One of the things she noticed was a woman who always visited their home. They looked alike. It was her mother: a quiet, non-confrontational woman. Except that she Asha, now 55, didn’t know that was her biological mother.

In any case among Nubians, “it was not unusual to give up a child to another family member, and we all grew up as one big family,” she says.

Kibra was no bed of roses, says Asha, but she trekked to school with a lofty dream: change the narrative in her community where the girl child was only “educated enough to get married,” a “mere vessel of procreation”.  

“Growing up in the slums, girls were subjected to early marriages,” she says.

She read Truphena the City Nurse, a book that inspired her to dream of working in the medical field – to be a nurse, doctor, it didn’t matter.
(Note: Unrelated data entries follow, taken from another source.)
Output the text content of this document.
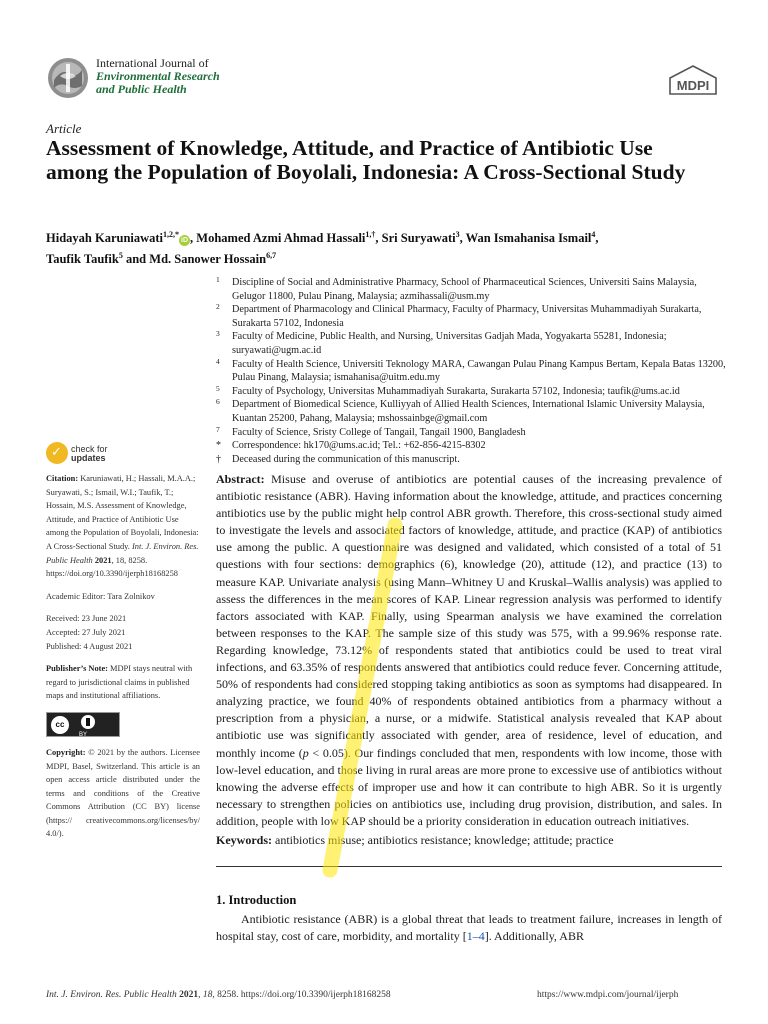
International Journal of
Environmental Research
and Public Health	MDPI
Article
Assessment of Knowledge, Attitude, and Practice of Antibiotic Use among the Population of Boyolali, Indonesia: A Cross-Sectional Study
Hidayah Karuniawati$^{1,2,*}$iD , Mohamed Azmi Ahmad Hassali$^{1,\dagger}$, Sri Suryawati$^3$, Wan Ismahanisa Ismail$^4$,
Taufik Taufik$^5$ and Md. Sanower Hossain$^{6,7}$
1 Discipline of Social and Administrative Pharmacy, School of Pharmaceutical Sciences, Universiti Sains Malaysia, Gelugor 11800, Pulau Pinang, Malaysia; azmihassali@usm.my
2 Department of Pharmacology and Clinical Pharmacy, Faculty of Pharmacy, Universitas Muhammadiyah Surakarta, Surakarta 57102, Indonesia
3 Faculty of Medicine, Public Health, and Nursing, Universitas Gadjah Mada, Yogyakarta 55281, Indonesia; suryawati@ugm.ac.id
4 Faculty of Health Science, Universiti Teknology MARA, Cawangan Pulau Pinang Kampus Bertam, Kepala Batas 13200, Pulau Pinang, Malaysia; ismahanisa@uitm.edu.my
5 Faculty of Psychology, Universitas Muhammadiyah Surakarta, Surakarta 57102, Indonesia; taufik@ums.ac.id
6 Department of Biomedical Science, Kulliyyah of Allied Health Sciences, International Islamic University Malaysia, Kuantan 25200, Pahang, Malaysia; mshossainbge@gmail.com
7 Faculty of Science, Sristy College of Tangail, Tangail 1900, Bangladesh
* Correspondence: hk170@ums.ac.id; Tel.: +62-856-4215-8302
† Deceased during the communication of this manuscript.
✓ check for
updates
Citation: Karuniawati, H.; Hassali, M.A.A.; Suryawati, S.; Ismail, W.I.; Taufik, T.; Hossain, M.S. Assessment of Knowledge, Attitude, and Practice of Antibiotic Use among the Population of Boyolali, Indonesia: A Cross-Sectional Study. Int. J. Environ. Res. Public Health 2021, 18, 8258. https://doi.org/10.3390/ijerph18168258
Academic Editor: Tara Zolnikov
Received: 23 June 2021
Accepted: 27 July 2021
Published: 4 August 2021
Publisher’s Note: MDPI stays neutral with regard to jurisdictional claims in published maps and institutional affiliations.
cc
BY
Copyright: © 2021 by the authors. Licensee MDPI, Basel, Switzerland. This article is an open access article distributed under the terms and conditions of the Creative Commons Attribution (CC BY) license (https:// creativecommons.org/licenses/by/ 4.0/).
Abstract: Misuse and overuse of antibiotics are potential causes of the increasing prevalence of antibiotic resistance (ABR). Having information about the knowledge, attitude, and practices concerning antibiotics use by the public might help control ABR growth. Therefore, this cross-sectional study aimed to investigate the levels and associated factors of knowledge, attitude, and practice (KAP) of antibiotics use among the public. A questionnaire was designed and validated, which consisted of a total of 51 questions with four sections: demographics (6), knowledge (20), attitude (12), and practice (13) to measure KAP. Univariate analysis (using Mann–Whitney U and Kruskal–Wallis analysis) was applied to assess the differences in the mean scores of KAP. Linear regression analysis was performed to identify factors associated with KAP. Finally, using Spearman analysis we have examined the correlation between responses to the KAP. The sample size of this study was 575, with a 99.96% response rate. Regarding knowledge, 73.12% of respondents stated that antibiotics could be used to treat viral infections, and 63.35% of respondents answered that antibiotics could reduce fever. Concerning attitude, 50% of respondents had considered stopping taking antibiotics as soon as symptoms had disappeared. In analyzing practice, we found 40% of respondents obtained antibiotics from a pharmacy without a prescription from a physician, a nurse, or a midwife. Statistical analysis revealed that KAP about antibiotic use was significantly associated with gender, area of residence, level of education, and monthly income (p < 0.05). Our findings concluded that men, respondents with low income, those with low-level education, and those living in rural areas are more prone to excessive use of antibiotics without knowing the adverse effects of improper use and how it can contribute to high ABR. So it is urgently necessary to strengthen policies on antibiotics use, including drug provision, distribution, and sales. In addition, people with low KAP should be a priority consideration in education outreach initiatives.
Keywords: antibiotics misuse; antibiotics resistance; knowledge; attitude; practice
1. Introduction
Antibiotic resistance (ABR) is a global threat that leads to treatment failure, increases in length of hospital stay, cost of care, morbidity, and mortality [1–4]. Additionally, ABR
Int. J. Environ. Res. Public Health 2021, 18, 8258. https://doi.org/10.3390/ijerph18168258	https://www.mdpi.com/journal/ijerph
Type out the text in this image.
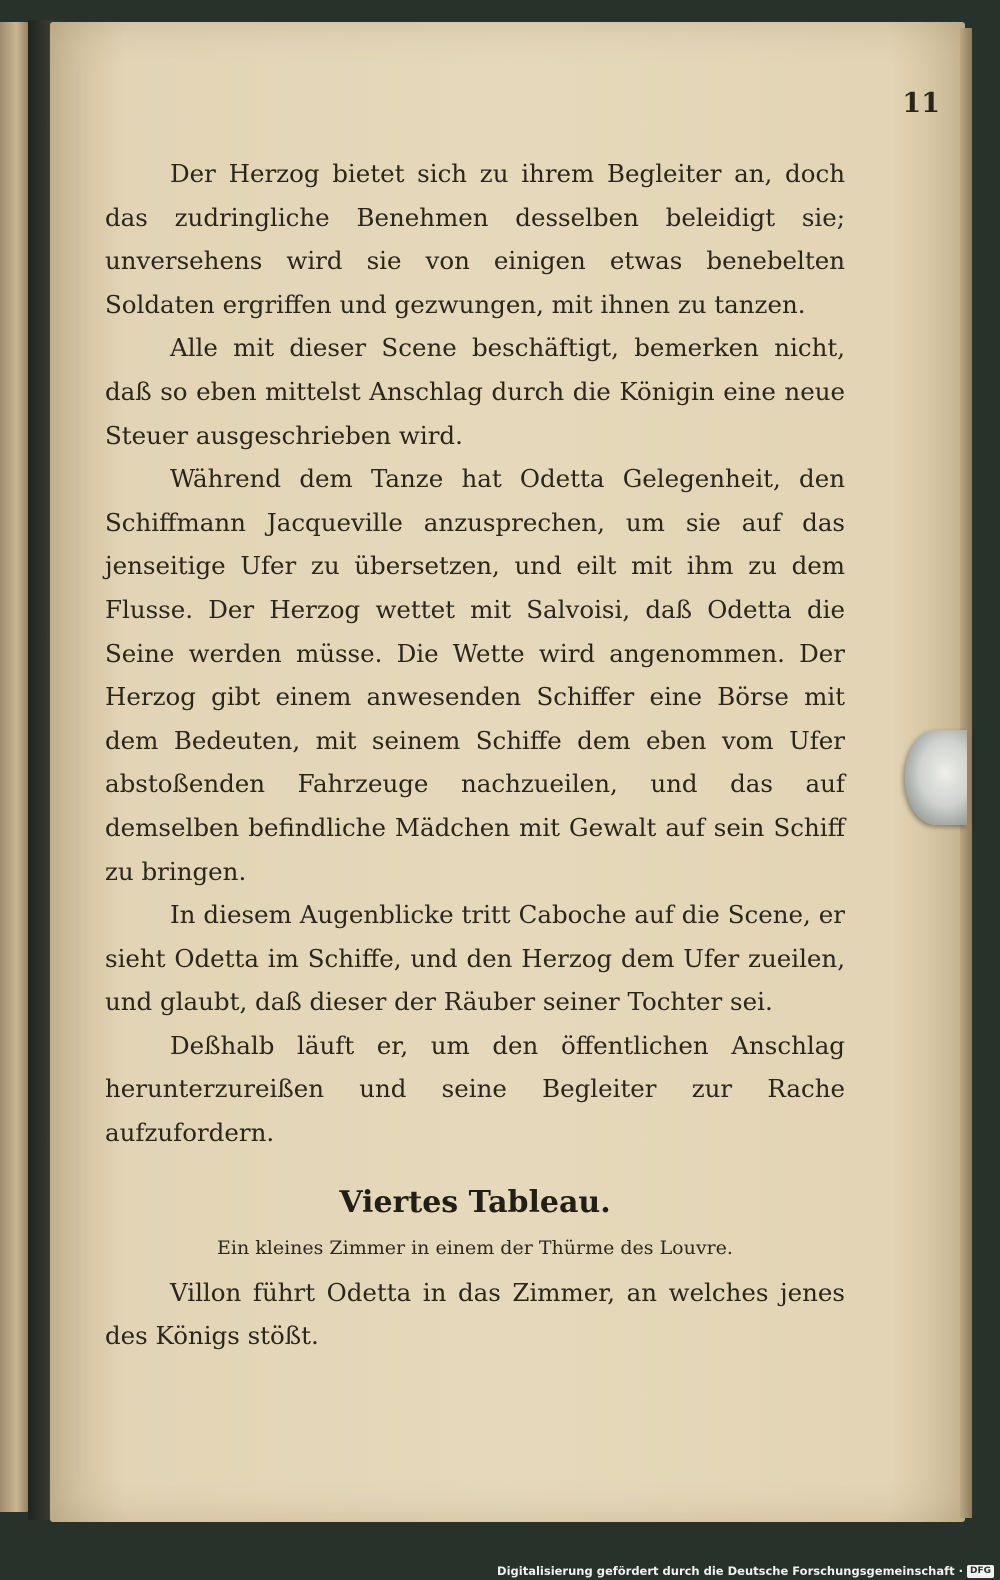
11

Der Herzog bietet sich zu ihrem Begleiter an, doch das zudringliche Benehmen desselben beleidigt sie; unversehens wird sie von einigen etwas benebelten Soldaten ergriffen und gezwungen, mit ihnen zu tanzen.

Alle mit dieser Scene beschäftigt, bemerken nicht, daß so eben mittelst Anschlag durch die Königin eine neue Steuer ausgeschrieben wird.

Während dem Tanze hat Odetta Gelegenheit, den Schiffmann Jacqueville anzusprechen, um sie auf das jenseitige Ufer zu übersetzen, und eilt mit ihm zu dem Flusse. Der Herzog wettet mit Salvoisi, daß Odetta die Seine werden müsse. Die Wette wird angenommen. Der Herzog gibt einem anwesenden Schiffer eine Börse mit dem Bedeuten, mit seinem Schiffe dem eben vom Ufer abstoßenden Fahrzeuge nachzueilen, und das auf demselben befindliche Mädchen mit Gewalt auf sein Schiff zu bringen.

In diesem Augenblicke tritt Caboche auf die Scene, er sieht Odetta im Schiffe, und den Herzog dem Ufer zueilen, und glaubt, daß dieser der Räuber seiner Tochter sei.

Deßhalb läuft er, um den öffentlichen Anschlag herunterzureißen und seine Begleiter zur Rache aufzufordern.

Viertes Tableau.
Ein kleines Zimmer in einem der Thürme des Louvre.

Villon führt Odetta in das Zimmer, an welches jenes des Königs stößt.

Digitalisierung gefördert durch die Deutsche Forschungsgemeinschaft · DFG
She also admired how they dressed.

“There were common diseases the community was predisposed to like cholera and typhoid that would claim lives. This disturbed me at the back of my mind, and inspired me to be that tool of change.”

Asha dreamt of seeing “Nubian women and community respected. That they enrolled in school for the community to have access to quality healthcare.”

That was the desire of the girl who scored 35 points (A) out of expected 36 points at Lang’ata West Primary where she sat her Certificate of Primary Education (CPE) in 1978.

But alas! she did not secure her secondary school admission due to a mishap in applications: she was admitted to Starehe Boys Centre, a boy’s school and not Limuru Girls, her dream school.

Faced with early marriage

She was 13 and devastated. But her grandmother celebrated. The family already had a suitor – a Yemeni businessman who was ready to take her as his wife.

“To my grandmother, not getting an admission letter was God’s way of saying Standard Seven was good enough to have me married, and begin a family,” but Asha was not ready.

Fortunately, her primary school headteacher warned the chief against allowing anyone to marry her off.

Her uncle too, who was passionate about education would not let her drop out of school.

So Asha joined Moi Girls’ School Nairobi and after her A-Levels in 1984 she joined the University of Nairobi School of Medicine where she specialised in dental surgery.

Her grandmother, who wanted to marry her off, had changed. “She embraced me with love, and even organised Taarab dancers from the Coastal region to grace the ceremony that brought together my family and the community.” That was in 1990. She died a year later.

Apart from family events like weddings, Asha and other Nubian doctors and professionals visit Kibra most weekends as mentors and role models for young boys and girls, focusing on education and economic development.

“Each day, I want to be part of that journey that brings change in Kibra and among the Nubian community. Education is a major challenge that we are currently tackling through mobilizsation of bursaries,” says the mother of six, two biological children and four adopted.

Kenya Red Cross Secretary General Dr. Asha Mohammed during an interview in Kibra. [David Gichuru, Standard]

Looking out for the boy child

Asha grew up when the girl child was the one who needed support to rise up the socioeconomic ladder. Today, it’s the boy child who has been neglected. She is now worried the empowered girl may not have an empowered boy to match up.

This scenario came alive when she visited a remote part of Turkana County on a mission to sensitise girls. She noticed a group of teenage boys who had isolated themselves from the rest. On enquiry she was told “sisi ni ndege wa Mungu” (we are God’s birds) to mean society had left them to their own devices.

This was particularly eye-opening considering it was the men in her life who had been her biggest cheerleaders without whom she would not be standing at the helm of the famous humanitarian organisation.

“Men in my life encouraged and shaped my personality and the reason I feel challenged to improve the lives of boy child who seem to have been overshadowed by girls. We can only raise a responsible generation, through empowerment of both girls and boys,” says Asha, who adds that her husband has been a key pillar in her career.

After she enrolled back in school, he took care of their daughters, something that was alien in the patriarchal society into which she was born.